The event is sponsored by the American Library Association and is held on the third Saturday in November. This is the first time Weber State University’s Stewart Library has participated in the event.
“Libraries are becoming more than a place where you can check out books,” said John Sears, Stewart Library evening supervisor, who organized the event. “They’re becoming community centers as well.”
Game manufacturers and designers donate games to be demonstrated as part of the event. WSU students and members of the community played a variety of new card and board games, but many still migrated to the tables with their old favorites.
WSU sophomore Jeri Hawkins brought her five children to the event. “Every year for Christmas we get a new board game, then spend our Christmas learning to play it,” she said. “This has given me really good ideas on what to get this year.”

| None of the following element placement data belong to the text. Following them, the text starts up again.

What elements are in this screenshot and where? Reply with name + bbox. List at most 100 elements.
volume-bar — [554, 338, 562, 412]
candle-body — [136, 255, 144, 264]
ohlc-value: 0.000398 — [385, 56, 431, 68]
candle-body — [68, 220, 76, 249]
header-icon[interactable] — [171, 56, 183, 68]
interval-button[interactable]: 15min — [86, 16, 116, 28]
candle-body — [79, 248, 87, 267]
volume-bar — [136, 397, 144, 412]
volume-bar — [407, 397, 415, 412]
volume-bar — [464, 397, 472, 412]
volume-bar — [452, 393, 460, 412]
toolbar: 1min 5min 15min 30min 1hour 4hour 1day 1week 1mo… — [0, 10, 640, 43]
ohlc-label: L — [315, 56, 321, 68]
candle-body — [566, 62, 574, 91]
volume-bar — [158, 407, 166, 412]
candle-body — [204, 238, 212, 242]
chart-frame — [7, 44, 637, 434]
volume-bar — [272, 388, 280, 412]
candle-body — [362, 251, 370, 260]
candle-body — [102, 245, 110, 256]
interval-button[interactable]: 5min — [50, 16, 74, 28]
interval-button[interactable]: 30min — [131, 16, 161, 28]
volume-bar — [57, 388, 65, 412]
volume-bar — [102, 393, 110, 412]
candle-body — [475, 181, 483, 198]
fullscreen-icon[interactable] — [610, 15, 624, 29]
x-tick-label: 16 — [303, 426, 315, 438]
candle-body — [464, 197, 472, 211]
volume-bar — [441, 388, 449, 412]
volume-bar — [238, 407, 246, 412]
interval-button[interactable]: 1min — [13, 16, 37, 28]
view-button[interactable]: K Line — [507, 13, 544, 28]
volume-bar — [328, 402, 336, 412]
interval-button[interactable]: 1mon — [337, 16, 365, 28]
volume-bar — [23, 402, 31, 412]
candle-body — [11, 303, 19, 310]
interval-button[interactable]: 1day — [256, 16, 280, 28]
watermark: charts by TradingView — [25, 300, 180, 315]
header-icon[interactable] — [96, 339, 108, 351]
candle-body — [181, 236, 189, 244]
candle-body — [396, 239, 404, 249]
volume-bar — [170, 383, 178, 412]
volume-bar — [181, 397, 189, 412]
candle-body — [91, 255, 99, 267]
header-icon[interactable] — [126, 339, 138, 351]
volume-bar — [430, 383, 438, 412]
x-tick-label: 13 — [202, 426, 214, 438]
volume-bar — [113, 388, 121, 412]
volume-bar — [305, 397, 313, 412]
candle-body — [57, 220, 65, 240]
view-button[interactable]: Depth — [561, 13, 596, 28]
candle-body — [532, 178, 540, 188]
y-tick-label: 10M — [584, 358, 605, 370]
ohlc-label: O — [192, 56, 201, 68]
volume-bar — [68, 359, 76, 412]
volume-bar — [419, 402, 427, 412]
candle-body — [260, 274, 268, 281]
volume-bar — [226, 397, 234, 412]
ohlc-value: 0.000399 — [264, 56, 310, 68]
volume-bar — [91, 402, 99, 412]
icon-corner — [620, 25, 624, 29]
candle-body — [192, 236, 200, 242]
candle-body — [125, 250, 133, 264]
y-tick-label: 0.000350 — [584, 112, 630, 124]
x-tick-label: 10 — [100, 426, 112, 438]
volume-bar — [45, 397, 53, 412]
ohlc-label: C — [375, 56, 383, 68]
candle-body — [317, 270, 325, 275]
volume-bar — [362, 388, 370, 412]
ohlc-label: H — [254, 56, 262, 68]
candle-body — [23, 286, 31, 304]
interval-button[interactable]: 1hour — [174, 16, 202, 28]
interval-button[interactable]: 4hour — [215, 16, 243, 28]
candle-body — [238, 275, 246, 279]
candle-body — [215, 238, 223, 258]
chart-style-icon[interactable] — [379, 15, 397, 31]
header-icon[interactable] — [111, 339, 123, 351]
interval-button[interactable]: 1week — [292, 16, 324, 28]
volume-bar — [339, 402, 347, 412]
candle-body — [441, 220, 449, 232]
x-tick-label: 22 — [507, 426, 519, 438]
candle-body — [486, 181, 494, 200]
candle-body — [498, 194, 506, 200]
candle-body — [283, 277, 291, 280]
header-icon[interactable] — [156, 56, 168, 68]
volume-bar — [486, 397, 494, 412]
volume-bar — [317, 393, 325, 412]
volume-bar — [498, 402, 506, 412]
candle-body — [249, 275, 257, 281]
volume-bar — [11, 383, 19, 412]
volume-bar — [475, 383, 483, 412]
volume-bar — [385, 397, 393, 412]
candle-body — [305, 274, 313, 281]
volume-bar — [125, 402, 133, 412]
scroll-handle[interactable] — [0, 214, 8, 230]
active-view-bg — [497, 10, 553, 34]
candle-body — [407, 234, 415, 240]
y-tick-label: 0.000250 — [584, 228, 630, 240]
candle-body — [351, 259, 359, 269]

SaltCON, a Salt Lake City company that hosts an annual board game convention, brought three shelves of games to be played at the event. SaltCON participates in many game days throughout the state. According to SaltCON’s organizers, what it brought to the Stewart Library represents about 40 percent of its collection.
“People don’t communicate anymore; everyone gets on their iPhone or their other devices and puts earbuds in. A game allows you to have social interaction face to face with people,” said Dale Giffords, SaltCON organizer. “Communication, critical thinking, problem-solving — all these people are really learning.”
Participants played classics such as chess and checkers, and there were many popular contemporary games such as Ticket to Ride and Settlers of Catan, as well as lesser-known games hailing from all over the world. Sears and the organizers from SaltCON said they were always willing to teach someone how to play a new game.
Players won prizes through random drawings, among other incentives throughout the day. Local game companies and designers donated the prizes. The event went all day with 2-30 players concurrently.
The library opened the video game lab to allow patrons to play video games as part of their gaming experience.
According to the ALA’s website, “Many libraries are stocking their shelves with video games, planning board game competitions, and participating in an international video game tournament. As a result, recreational library attendance by kids, teenagers, college students, families, and seniors will skyrocket even further.”
This year, the event included participation from the Base Library at Casey Station in Antarctica.
Sears said he hopes he can do more events like this in the future, even if they’re not tied to an international event.
“You can spend 20 or 30 bucks on dinner and a movie for one date, or you spend 20 or 30 bucks on a game (that) you use for many dates,” he said.